The flames sawed in the wind and the embers paled and deepened and paled and deepened like the blood beat of some living thing eviscerate upon the ground before them and they watched the fire which does contain within it something of men themselves inasmuch as they are less without it and are divided from their origins and are exiles. For each fire is all fires, the first fire and the last ever to be.I've never cooked over an open fire; I imagine that it must be ideal for achieving a nice char on various foods.
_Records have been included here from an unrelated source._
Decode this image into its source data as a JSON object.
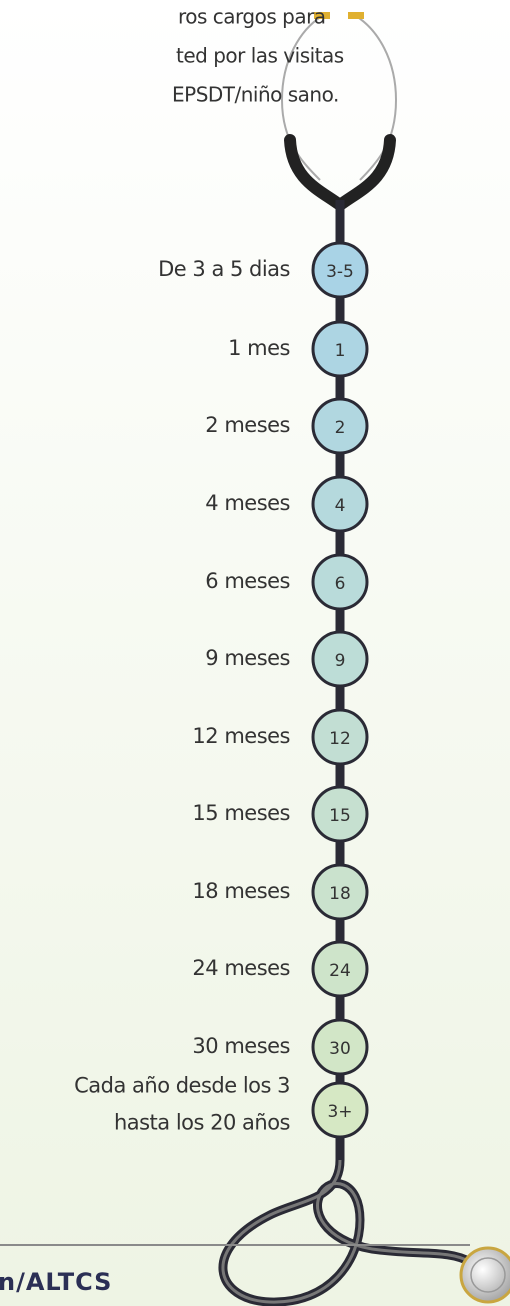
{
  "intro": {
    "lines": [
      "ros cargos para",
      "ted por las visitas",
      "EPSDT/niño sano."
    ]
  },
  "milestones": [
    {
      "age": [
        "De 3 a 5 dias"
      ],
      "badge": "3-5"
    },
    {
      "age": [
        "1 mes"
      ],
      "badge": "1"
    },
    {
      "age": [
        "2 meses"
      ],
      "badge": "2"
    },
    {
      "age": [
        "4 meses"
      ],
      "badge": "4"
    },
    {
      "age": [
        "6 meses"
      ],
      "badge": "6"
    },
    {
      "age": [
        "9 meses"
      ],
      "badge": "9"
    },
    {
      "age": [
        "12 meses"
      ],
      "badge": "12"
    },
    {
      "age": [
        "15 meses"
      ],
      "badge": "15"
    },
    {
      "age": [
        "18 meses"
      ],
      "badge": "18"
    },
    {
      "age": [
        "24 meses"
      ],
      "badge": "24"
    },
    {
      "age": [
        "30 meses"
      ],
      "badge": "30"
    },
    {
      "age": [
        "Cada año desde los 3",
        "hasta los 20 años"
      ],
      "badge": "3+"
    }
  ],
  "footer": "n/ALTCS"
}
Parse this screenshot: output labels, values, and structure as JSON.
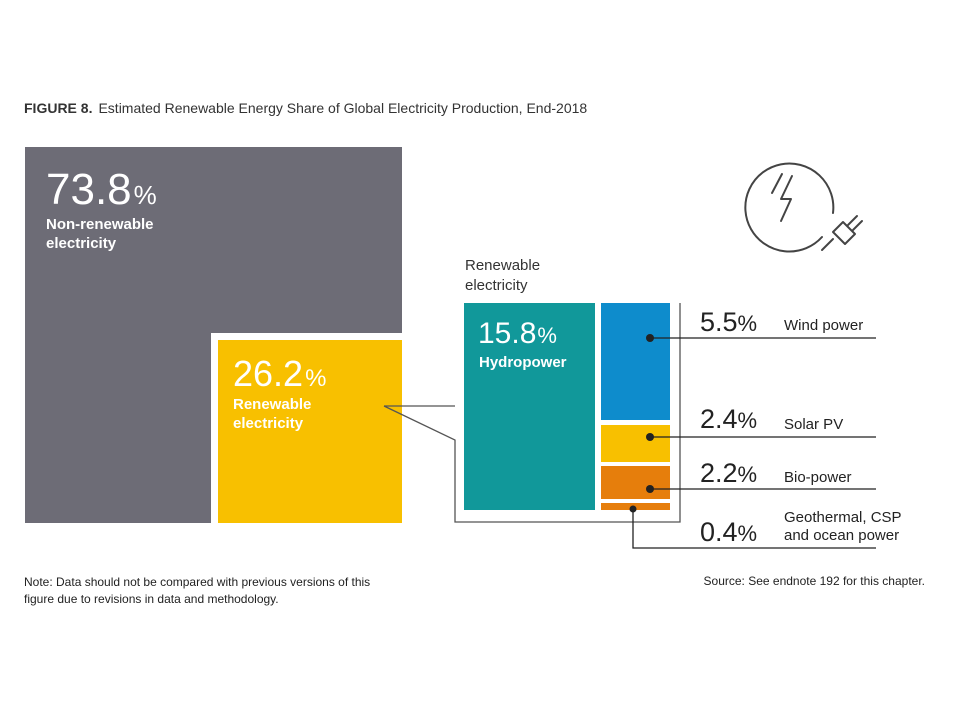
{
  "figure": {
    "number": "FIGURE 8.",
    "title": "Estimated Renewable Energy Share of Global Electricity Production, End-2018"
  },
  "chart_data": {
    "type": "treemap",
    "unit": "%",
    "main": [
      {
        "value": "73.8",
        "label_line1": "Non-renewable",
        "label_line2": "electricity",
        "color": "#6d6c76"
      },
      {
        "value": "26.2",
        "label_line1": "Renewable",
        "label_line2": "electricity",
        "color": "#f8c000"
      }
    ],
    "breakdown_title_line1": "Renewable",
    "breakdown_title_line2": "electricity",
    "renewables": [
      {
        "name": "Hydropower",
        "value": "15.8",
        "color": "#11989a"
      },
      {
        "name": "Wind power",
        "value": "5.5",
        "color": "#0e8ccc"
      },
      {
        "name": "Solar PV",
        "value": "2.4",
        "color": "#f8c000"
      },
      {
        "name": "Bio-power",
        "value": "2.2",
        "color": "#e67e0c"
      },
      {
        "name_line1": "Geothermal, CSP",
        "name_line2": "and ocean power",
        "value": "0.4",
        "color": "#e67e0c"
      }
    ]
  },
  "icon": "electric-plug-icon",
  "note": {
    "line1": "Note: Data should not be compared with previous versions of this",
    "line2": "figure due to revisions in data and methodology."
  },
  "source": "Source: See endnote 192 for this chapter."
}
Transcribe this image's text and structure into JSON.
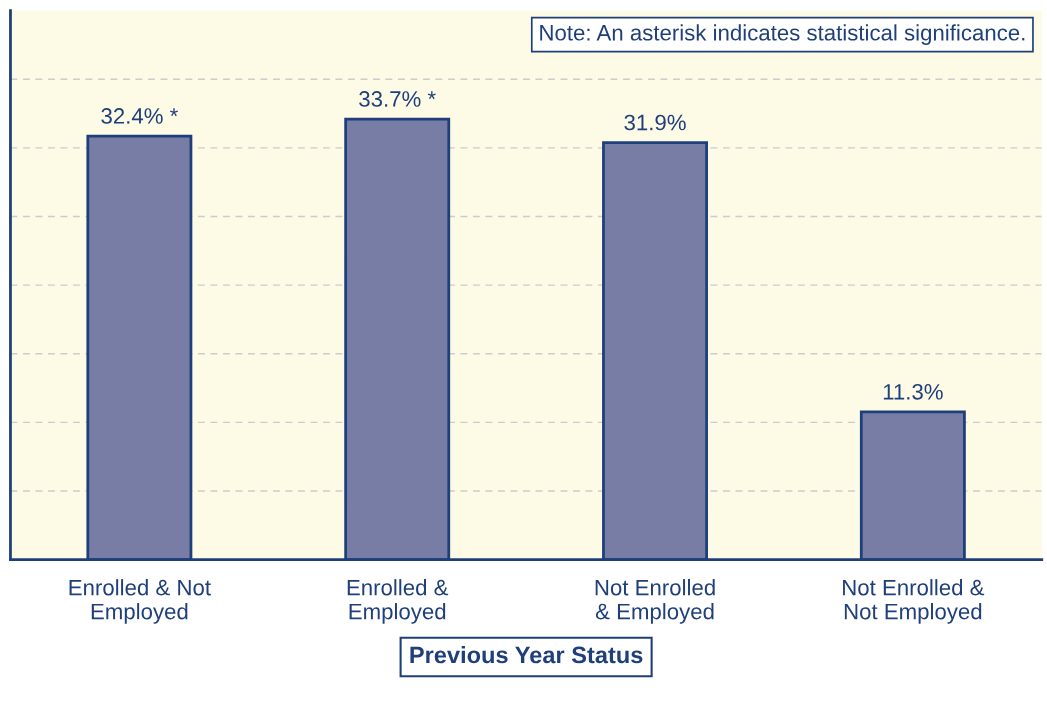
{
  "chart_data": {
    "type": "bar",
    "categories": [
      "Enrolled & Not\nEmployed",
      "Enrolled &\nEmployed",
      "Not Enrolled\n& Employed",
      "Not Enrolled &\nNot Employed"
    ],
    "values": [
      32.4,
      33.7,
      31.9,
      11.3
    ],
    "value_labels": [
      "32.4% *",
      "33.7% *",
      "31.9%",
      "11.3%"
    ],
    "color": "#6f78ad",
    "xlabel": "Previous Year Status",
    "annotations": [
      "Note: An asterisk indicates statistical significance."
    ],
    "ylim": [
      0,
      42
    ],
    "yticks": [
      {
        "value": 5.25,
        "label": null
      },
      {
        "value": 10.5,
        "label": null
      },
      {
        "value": 15.75,
        "label": null
      },
      {
        "value": 21,
        "label": null
      },
      {
        "value": 26.25,
        "label": null
      },
      {
        "value": 31.5,
        "label": null
      },
      {
        "value": 36.75,
        "label": null
      }
    ],
    "tick_labels": "x",
    "grid": "y",
    "legend": false
  }
}
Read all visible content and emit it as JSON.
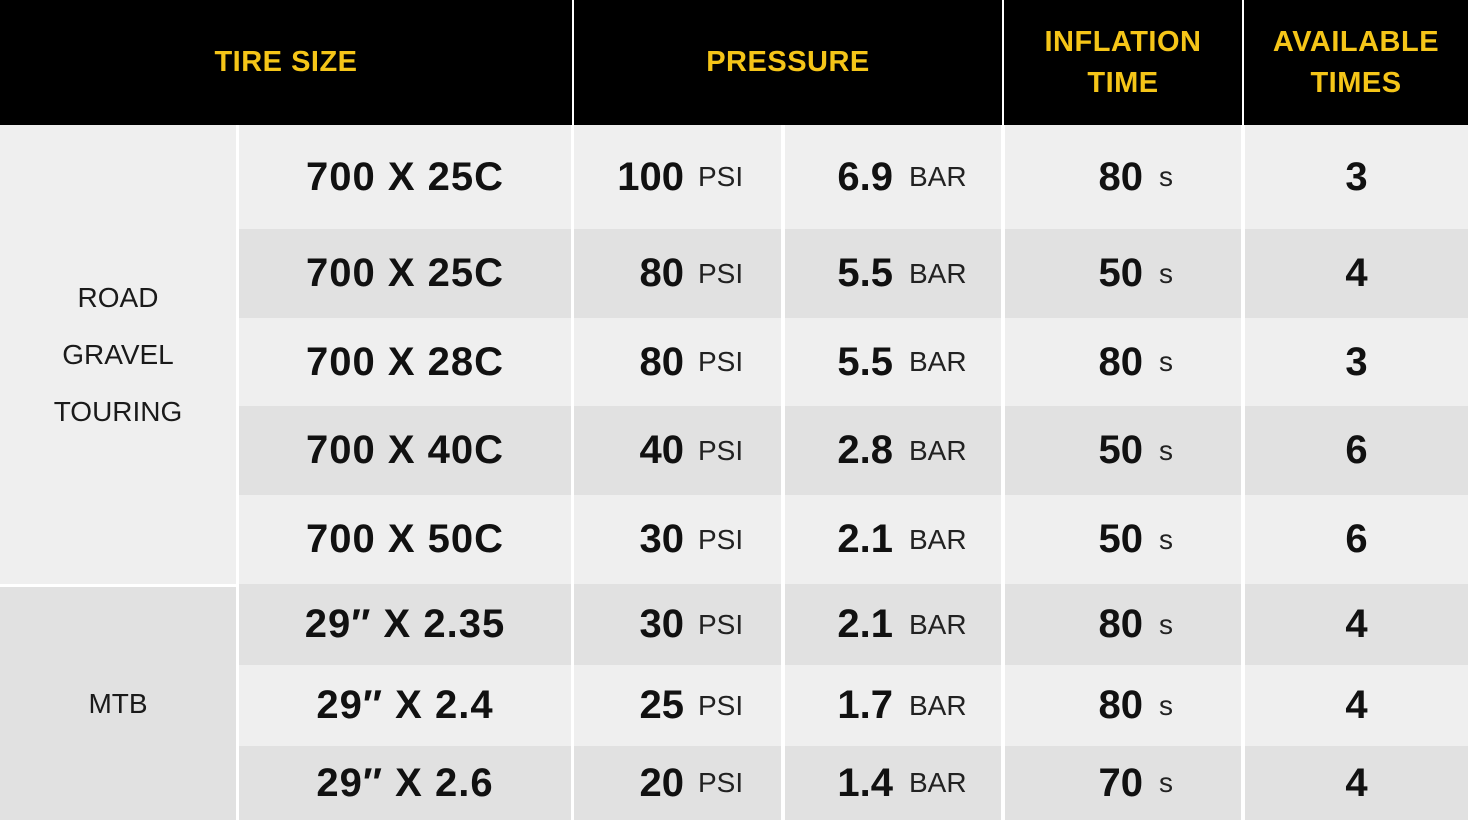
{
  "colors": {
    "header_bg": "#000000",
    "header_text": "#f5c518",
    "row_light": "#efefef",
    "row_dark": "#e1e1e1",
    "cell_text": "#111111",
    "divider": "#ffffff"
  },
  "headers": {
    "tire_size": "TIRE SIZE",
    "pressure": "PRESSURE",
    "inflation_time": [
      "INFLATION",
      "TIME"
    ],
    "available_times": [
      "AVAILABLE",
      "TIMES"
    ]
  },
  "units": {
    "psi": "PSI",
    "bar": "BAR",
    "seconds": "s"
  },
  "categories": [
    {
      "lines": [
        "ROAD",
        "GRAVEL",
        "TOURING"
      ],
      "rows": 5
    },
    {
      "lines": [
        "MTB"
      ],
      "rows": 3
    }
  ],
  "rows": [
    {
      "size": "700 X 25C",
      "psi": "100",
      "bar": "6.9",
      "time": "80",
      "available": "3"
    },
    {
      "size": "700 X 25C",
      "psi": "80",
      "bar": "5.5",
      "time": "50",
      "available": "4"
    },
    {
      "size": "700 X 28C",
      "psi": "80",
      "bar": "5.5",
      "time": "80",
      "available": "3"
    },
    {
      "size": "700 X 40C",
      "psi": "40",
      "bar": "2.8",
      "time": "50",
      "available": "6"
    },
    {
      "size": "700 X 50C",
      "psi": "30",
      "bar": "2.1",
      "time": "50",
      "available": "6"
    },
    {
      "size": "29″ X 2.35",
      "psi": "30",
      "bar": "2.1",
      "time": "80",
      "available": "4"
    },
    {
      "size": "29″ X 2.4",
      "psi": "25",
      "bar": "1.7",
      "time": "80",
      "available": "4"
    },
    {
      "size": "29″ X 2.6",
      "psi": "20",
      "bar": "1.4",
      "time": "70",
      "available": "4"
    }
  ]
}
I happen to enjoy burnt and/or charred food more than the average person...I usually like to slightly burn my toast because of how delicious it tastes after the black bits have been scraped off.
--Blood Meridian, Cormac McCarthy
Recently, I discovered that charring is a fantastic way to entice people to eat things they normally wouldn't, i.e. cauliflower and kale.
So crank up that oven and give thanks that you're not one of those poor souls stoking an open fire in one of McCarthy's gruesome tales.
1 head cauliflower, chopped into 1/2 inch chunks
2-3 cloves of garlic, chopped
olive or canola oil
salt and pepper
Preheat oven to 450 deg F. Line a baking sheet with foil and spread the cauliflower chunks and garlic in an even layer. Drizzle oil over the cauliflower and sprinkle with salt and pepper. Roast for about 25 minutes or until the edges of the cauliflower are dark brown or slightly charred, no more and no less.